In the big sheet of counters there was a small leftover space, which was turned into a special countersheet for Federation & Empire. The link is the image of the final version. Yes, all of it. ^_^

Which brings up three other things:
1) Strategic Ops suffered from poor printing on its double-sided counters (most of them were rejected), meaning that they’re nearly out already (it’s the most recent F&E product). So its counters are likely to be reprinted around the end of this year, and ISC War will probably be done at the same time.

2) Recently, it was noted that the Federation F-111 fighter was supposed to be a rare, hard to produce bird. But as it is what the Federation (in part) uses to counter PFs in F&E, there’s been a steadily growing number of carriers that use it. It’s the also the stand-in for the heavy fighters that most races use just before the introduction of PFs. Anyway, discussion for R11 produced the idea of the F-101, which is meant to be more analogous to the other heavy fighters, and much easier to produce. It’s not in R11, but it is official, and there’s a ‘coin’ for it on F&E-36, though there’s no solid rules for it in F&E yet (I would assume that it’s to mark the conversion of a carrier from a six-factor fighter squadron to an 8-factor heavy fighter squadron).

3) At different times, there are different people who represent the top players of a game. Right before I started getting back into F&E its top players were Joe Stevenson and Peter DiMitri, who did a lot to shape the current edition of the main set. Peter came up with what he thought was an “always win” strategy for the Coalition. A game to test this theory (between Joe and Peter) fell apart when a fairly dubious tactic was ruled illegal… and I missed this, and don’t know the details, but apparently it got quite heated, and both of them ended up walking away from the game.
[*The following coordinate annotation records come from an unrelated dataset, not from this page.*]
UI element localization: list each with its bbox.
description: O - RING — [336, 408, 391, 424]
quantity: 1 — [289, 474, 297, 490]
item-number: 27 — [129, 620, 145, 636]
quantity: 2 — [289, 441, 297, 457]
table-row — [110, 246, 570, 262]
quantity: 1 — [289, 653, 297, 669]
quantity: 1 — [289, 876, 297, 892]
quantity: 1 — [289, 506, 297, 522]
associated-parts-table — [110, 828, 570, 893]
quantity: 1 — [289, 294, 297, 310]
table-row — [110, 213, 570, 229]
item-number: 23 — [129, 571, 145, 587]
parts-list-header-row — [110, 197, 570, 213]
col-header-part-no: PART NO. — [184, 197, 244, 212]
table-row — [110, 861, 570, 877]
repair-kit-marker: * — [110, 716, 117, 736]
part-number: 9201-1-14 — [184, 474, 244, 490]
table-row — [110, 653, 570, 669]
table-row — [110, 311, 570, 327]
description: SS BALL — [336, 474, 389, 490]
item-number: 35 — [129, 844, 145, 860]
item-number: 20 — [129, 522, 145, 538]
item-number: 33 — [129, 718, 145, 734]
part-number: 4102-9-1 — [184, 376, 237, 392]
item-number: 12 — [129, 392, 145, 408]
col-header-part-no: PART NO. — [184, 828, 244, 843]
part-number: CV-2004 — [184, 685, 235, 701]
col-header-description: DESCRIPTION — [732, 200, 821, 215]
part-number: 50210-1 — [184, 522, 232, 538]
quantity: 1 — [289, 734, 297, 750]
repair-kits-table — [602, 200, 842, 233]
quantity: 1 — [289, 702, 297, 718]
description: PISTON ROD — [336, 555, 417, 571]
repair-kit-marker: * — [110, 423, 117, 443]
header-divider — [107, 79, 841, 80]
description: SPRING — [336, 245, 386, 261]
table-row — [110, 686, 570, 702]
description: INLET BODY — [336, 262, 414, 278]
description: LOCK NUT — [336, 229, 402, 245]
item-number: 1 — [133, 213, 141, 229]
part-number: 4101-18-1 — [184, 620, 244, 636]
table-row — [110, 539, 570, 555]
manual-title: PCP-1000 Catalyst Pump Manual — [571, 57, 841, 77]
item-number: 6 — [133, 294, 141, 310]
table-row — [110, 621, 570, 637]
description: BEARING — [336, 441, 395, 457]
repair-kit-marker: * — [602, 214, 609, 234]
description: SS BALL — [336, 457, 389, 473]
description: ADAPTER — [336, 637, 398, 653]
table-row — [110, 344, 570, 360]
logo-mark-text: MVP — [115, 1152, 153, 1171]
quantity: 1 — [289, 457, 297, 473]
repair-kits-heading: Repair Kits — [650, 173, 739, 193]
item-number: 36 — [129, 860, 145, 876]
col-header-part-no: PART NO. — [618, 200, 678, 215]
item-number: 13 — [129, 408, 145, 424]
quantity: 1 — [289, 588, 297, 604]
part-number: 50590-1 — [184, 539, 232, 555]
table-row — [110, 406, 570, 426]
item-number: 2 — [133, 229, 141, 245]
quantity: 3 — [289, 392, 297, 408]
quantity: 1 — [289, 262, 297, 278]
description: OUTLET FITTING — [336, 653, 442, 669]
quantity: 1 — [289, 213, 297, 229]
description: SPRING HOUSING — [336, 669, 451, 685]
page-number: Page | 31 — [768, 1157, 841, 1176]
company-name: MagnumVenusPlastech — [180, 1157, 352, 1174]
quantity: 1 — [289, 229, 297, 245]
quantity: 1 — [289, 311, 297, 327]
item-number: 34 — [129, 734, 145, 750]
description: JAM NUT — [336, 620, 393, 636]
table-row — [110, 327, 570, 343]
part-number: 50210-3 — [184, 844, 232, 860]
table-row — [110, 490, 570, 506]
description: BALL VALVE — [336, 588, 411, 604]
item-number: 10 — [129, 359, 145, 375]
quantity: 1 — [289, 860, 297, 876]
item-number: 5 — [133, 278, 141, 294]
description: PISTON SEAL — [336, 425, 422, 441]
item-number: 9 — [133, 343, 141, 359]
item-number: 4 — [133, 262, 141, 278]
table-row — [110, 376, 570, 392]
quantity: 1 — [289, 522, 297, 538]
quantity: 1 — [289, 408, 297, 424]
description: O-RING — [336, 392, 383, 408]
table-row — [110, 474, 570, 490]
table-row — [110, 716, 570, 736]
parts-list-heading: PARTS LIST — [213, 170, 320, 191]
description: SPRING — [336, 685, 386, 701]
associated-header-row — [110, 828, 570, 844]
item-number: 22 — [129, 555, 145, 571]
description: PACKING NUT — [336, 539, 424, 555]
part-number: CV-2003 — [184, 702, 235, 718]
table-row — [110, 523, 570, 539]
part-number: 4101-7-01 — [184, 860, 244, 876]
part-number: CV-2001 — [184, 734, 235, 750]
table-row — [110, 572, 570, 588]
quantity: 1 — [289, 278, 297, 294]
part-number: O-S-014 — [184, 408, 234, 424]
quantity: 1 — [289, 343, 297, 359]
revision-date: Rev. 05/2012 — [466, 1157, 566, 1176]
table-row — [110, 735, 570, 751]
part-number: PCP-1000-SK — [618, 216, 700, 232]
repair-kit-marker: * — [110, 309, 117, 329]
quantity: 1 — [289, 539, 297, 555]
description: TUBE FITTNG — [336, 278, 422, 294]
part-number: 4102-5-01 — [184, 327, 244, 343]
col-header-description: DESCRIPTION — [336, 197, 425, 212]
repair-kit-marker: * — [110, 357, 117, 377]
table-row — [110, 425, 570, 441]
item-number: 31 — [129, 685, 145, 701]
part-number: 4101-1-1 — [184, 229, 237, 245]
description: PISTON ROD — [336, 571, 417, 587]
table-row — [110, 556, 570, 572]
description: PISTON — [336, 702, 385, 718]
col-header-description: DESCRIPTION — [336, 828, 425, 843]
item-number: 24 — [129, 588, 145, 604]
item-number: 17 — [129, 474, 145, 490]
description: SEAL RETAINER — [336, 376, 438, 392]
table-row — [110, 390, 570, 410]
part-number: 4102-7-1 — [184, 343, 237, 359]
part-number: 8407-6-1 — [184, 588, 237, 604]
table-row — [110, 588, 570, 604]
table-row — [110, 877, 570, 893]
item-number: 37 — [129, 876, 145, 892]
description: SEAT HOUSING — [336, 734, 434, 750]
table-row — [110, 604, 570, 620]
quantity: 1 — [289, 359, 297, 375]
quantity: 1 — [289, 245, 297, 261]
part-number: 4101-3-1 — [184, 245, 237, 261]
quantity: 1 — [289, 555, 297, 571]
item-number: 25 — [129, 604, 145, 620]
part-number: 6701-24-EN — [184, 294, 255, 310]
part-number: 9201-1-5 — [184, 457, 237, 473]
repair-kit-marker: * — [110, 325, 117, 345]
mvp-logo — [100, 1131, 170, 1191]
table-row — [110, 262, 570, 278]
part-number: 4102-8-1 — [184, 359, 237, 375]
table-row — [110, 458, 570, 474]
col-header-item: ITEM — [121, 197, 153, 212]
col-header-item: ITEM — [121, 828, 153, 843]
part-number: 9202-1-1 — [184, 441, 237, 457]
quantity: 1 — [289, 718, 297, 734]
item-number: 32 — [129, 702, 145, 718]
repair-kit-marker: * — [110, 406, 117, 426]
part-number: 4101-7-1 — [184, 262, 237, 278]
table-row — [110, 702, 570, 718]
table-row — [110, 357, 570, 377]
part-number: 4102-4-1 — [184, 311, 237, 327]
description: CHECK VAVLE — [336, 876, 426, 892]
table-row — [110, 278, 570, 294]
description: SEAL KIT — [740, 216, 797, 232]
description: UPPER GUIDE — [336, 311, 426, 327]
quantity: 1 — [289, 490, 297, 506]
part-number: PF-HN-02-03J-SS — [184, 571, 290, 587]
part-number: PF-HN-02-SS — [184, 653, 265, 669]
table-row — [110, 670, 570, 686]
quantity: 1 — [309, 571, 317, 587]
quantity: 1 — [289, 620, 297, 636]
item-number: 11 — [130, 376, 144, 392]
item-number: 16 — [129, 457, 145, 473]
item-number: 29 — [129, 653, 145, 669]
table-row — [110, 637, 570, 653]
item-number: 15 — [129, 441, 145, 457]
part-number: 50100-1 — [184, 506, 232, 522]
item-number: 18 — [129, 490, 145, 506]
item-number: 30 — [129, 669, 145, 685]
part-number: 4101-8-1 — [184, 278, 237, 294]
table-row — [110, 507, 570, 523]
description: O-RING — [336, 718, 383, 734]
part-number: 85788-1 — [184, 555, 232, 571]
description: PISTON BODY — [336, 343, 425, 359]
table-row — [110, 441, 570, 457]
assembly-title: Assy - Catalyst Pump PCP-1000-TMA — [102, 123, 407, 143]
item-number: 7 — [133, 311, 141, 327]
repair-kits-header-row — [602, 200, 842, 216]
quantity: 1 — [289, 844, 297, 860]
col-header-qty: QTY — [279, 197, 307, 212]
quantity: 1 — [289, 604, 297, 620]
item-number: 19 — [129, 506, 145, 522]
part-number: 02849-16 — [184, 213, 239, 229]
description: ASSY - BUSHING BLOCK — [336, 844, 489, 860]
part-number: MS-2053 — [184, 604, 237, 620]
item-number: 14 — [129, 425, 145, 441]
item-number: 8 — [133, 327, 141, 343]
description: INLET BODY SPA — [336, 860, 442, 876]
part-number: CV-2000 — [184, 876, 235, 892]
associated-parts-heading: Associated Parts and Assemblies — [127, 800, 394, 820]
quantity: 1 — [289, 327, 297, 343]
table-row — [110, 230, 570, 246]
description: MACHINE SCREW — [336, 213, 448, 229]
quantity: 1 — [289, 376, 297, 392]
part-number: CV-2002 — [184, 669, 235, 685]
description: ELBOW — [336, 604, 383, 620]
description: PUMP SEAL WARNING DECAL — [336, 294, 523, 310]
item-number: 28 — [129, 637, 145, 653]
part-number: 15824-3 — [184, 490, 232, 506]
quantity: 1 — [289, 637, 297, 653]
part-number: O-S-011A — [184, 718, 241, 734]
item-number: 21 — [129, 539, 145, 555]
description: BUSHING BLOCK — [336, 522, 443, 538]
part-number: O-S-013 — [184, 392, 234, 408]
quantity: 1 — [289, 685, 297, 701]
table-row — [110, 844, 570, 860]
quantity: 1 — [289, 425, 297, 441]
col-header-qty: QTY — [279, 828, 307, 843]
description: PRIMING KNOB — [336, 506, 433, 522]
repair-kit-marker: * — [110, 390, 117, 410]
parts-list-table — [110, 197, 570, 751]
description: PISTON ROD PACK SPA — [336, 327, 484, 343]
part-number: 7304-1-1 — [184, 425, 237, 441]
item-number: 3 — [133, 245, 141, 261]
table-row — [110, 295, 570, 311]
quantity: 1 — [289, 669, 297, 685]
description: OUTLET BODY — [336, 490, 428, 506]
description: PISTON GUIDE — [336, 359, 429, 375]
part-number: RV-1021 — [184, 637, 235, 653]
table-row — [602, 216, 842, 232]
When I arrived, the exact nature of the “Mudslide” tactic was still being debated. Anyway, Joe showed back up a couple weeks ago (talked into it by his wife). And more recently, he’s talked Pete into coming back. They’re just starting to get back up to speed, but they’re already raising a ruckus about areas where they aren’t happy with the latest supplements. I don’t blame them, I think there’s some things that aren’t so great, but I do like a few things they don’t… it’s certainly entertaining reading though.

And still no solid word on what MMP is going to manage to have out for Origins.